The low-fare character of regional air transport in much of Britain is spreading south as Air France regional subsidiaries prepare to react to the expected incursion of cut-rate airlines onto the domestic market and launch customers gear up for the arrival of newly ordered, 100-seat Bombardier CRJ1000s.
Both Brit Air and fellow wholly owned Air France unit Régional aim to make so-called transversal services–the routes between major cities outside Paris– more competitive after a bad patch in 2005. While the overall market for flights from Marseilles airport grew 2.7 percent last year, transversal flights from the southern French city leapt by almost 9 percent. The same phenomenon surfaced in services from Toulouse, Lyon and Bordeaux.
Marc Lamidey, Brit Air president and CEO, told AIN that Air France’s new pricing strategy centers on lowering fares through the use of larger-capacity aircraft on transversal routes that are not covered by France’s high-speed railroad network.
Lamidey said that Brit Air’s planned fleet of CRJ1000s, scheduled to arrive at a rate of four a year starting in early 2010, will replace its 13 Fokker 100s, resulting in an all-Bombardier CRJ fleet. “Market conditions change in three years, but it is likely some will be used on routes from Paris-CDG, Paris-Orly and Lyon,” he added.
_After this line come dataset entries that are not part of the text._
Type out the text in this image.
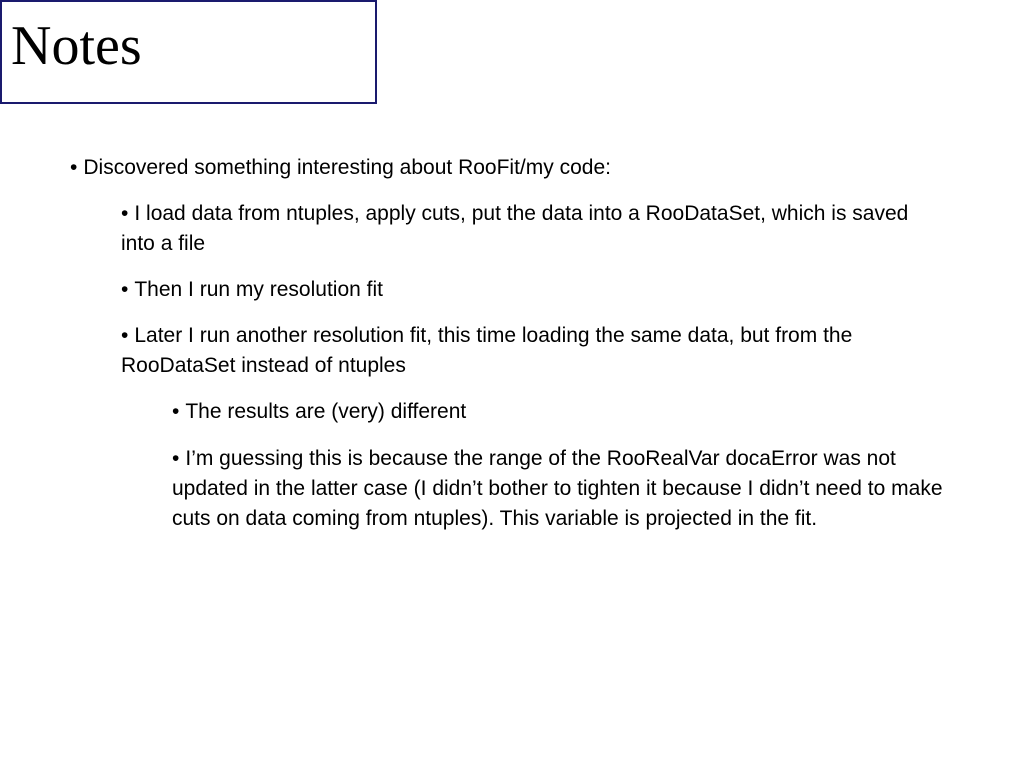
Notes
• Discovered something interesting about RooFit/my code:
• I load data from ntuples, apply cuts, put the data into a RooDataSet, which is saved into a file
• Then I run my resolution fit
• Later I run another resolution fit, this time loading the same data, but from the RooDataSet instead of ntuples
• The results are (very) different
• I’m guessing this is because the range of the RooRealVar docaError was not updated in the latter case (I didn’t bother to tighten it because I didn’t need to make cuts on data coming from ntuples). This variable is projected in the fit.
Brit Air already operates 19 fifty-seat CRJ100s and 12 CRJ700s and plans to take three more 70-seaters by summer’s end.
Launched in late February on the strength of three firm orders for 38 aircraft, the CRJ1000 also counts Italian low-fare airline MyAir as a launch customer. MyAir had placed a firm order for 19 CRJ900s, but with the launch of the CRJ1000 opted for 15 of the larger airplanes instead while retaining positions on four 86-seaters. A third unidentified customer has also placed a firm order for 15 CRJ1000s and holds options on another 15.
Although at $46 million the CRJ1000’s published price exceeds that of the 100-seat Embraer E190 by some $11 million, Bombardier Aerospace president and COO Pierre Beaudoin said the airplanes will in practice sell for about the same amount. He also emphasized that the Bombardier airplane will weigh some 25,000 pounds less and cost 15 percent less to operate. [Bombardier lists the CRJ1000LR’s mtow at 91,800 pounds; Embraer lists the 2,300-nm-range E190AR’s mtow at 114,119 pounds. However, the standard E190, whose range more closely approximates that of the Bombardier product, operates at an mtow of 105,358 pounds, only 13,558 pounds more than the CRJ1000LR.–Ed.]
Of course, fair operating-cost comparisons must take into account mission profiles and fleet compositions, and Bombardier has no illusions about the target market for the CRJ series; major airlines figure minimally in its demand estimates for some 400 airplanes over 20 years. With its roomier cabin and longer range, the E190 appeals to a wider audience.
Still, as Bombardier has tweaked interior configurations with each new iteration of the CRJ, cabin comfort and utility has improved. Previously designated the CRJ900X, the CRJ1000 will measure 9 feet, 8 inches longer than the biggest Bombardier airplane in production, come with larger windows and offer more overhead baggage space. Using a 2- to 5-percent more powerful version of the GE CF34-8C5s on the CRJ900, the newest CRJ will fly as far as 1,691 nm under optimal conditions. Other changes include a 7.5-percent wing area increase using trailing-edge and wingtip extensions, stronger main landing gear and carbon brakes.
Scheduled for first flight in the summer of next year and certification in late 2009, the CRJ1000 program will cost the company some $300 million, all of which will come from company cash flow, said Beaudoin.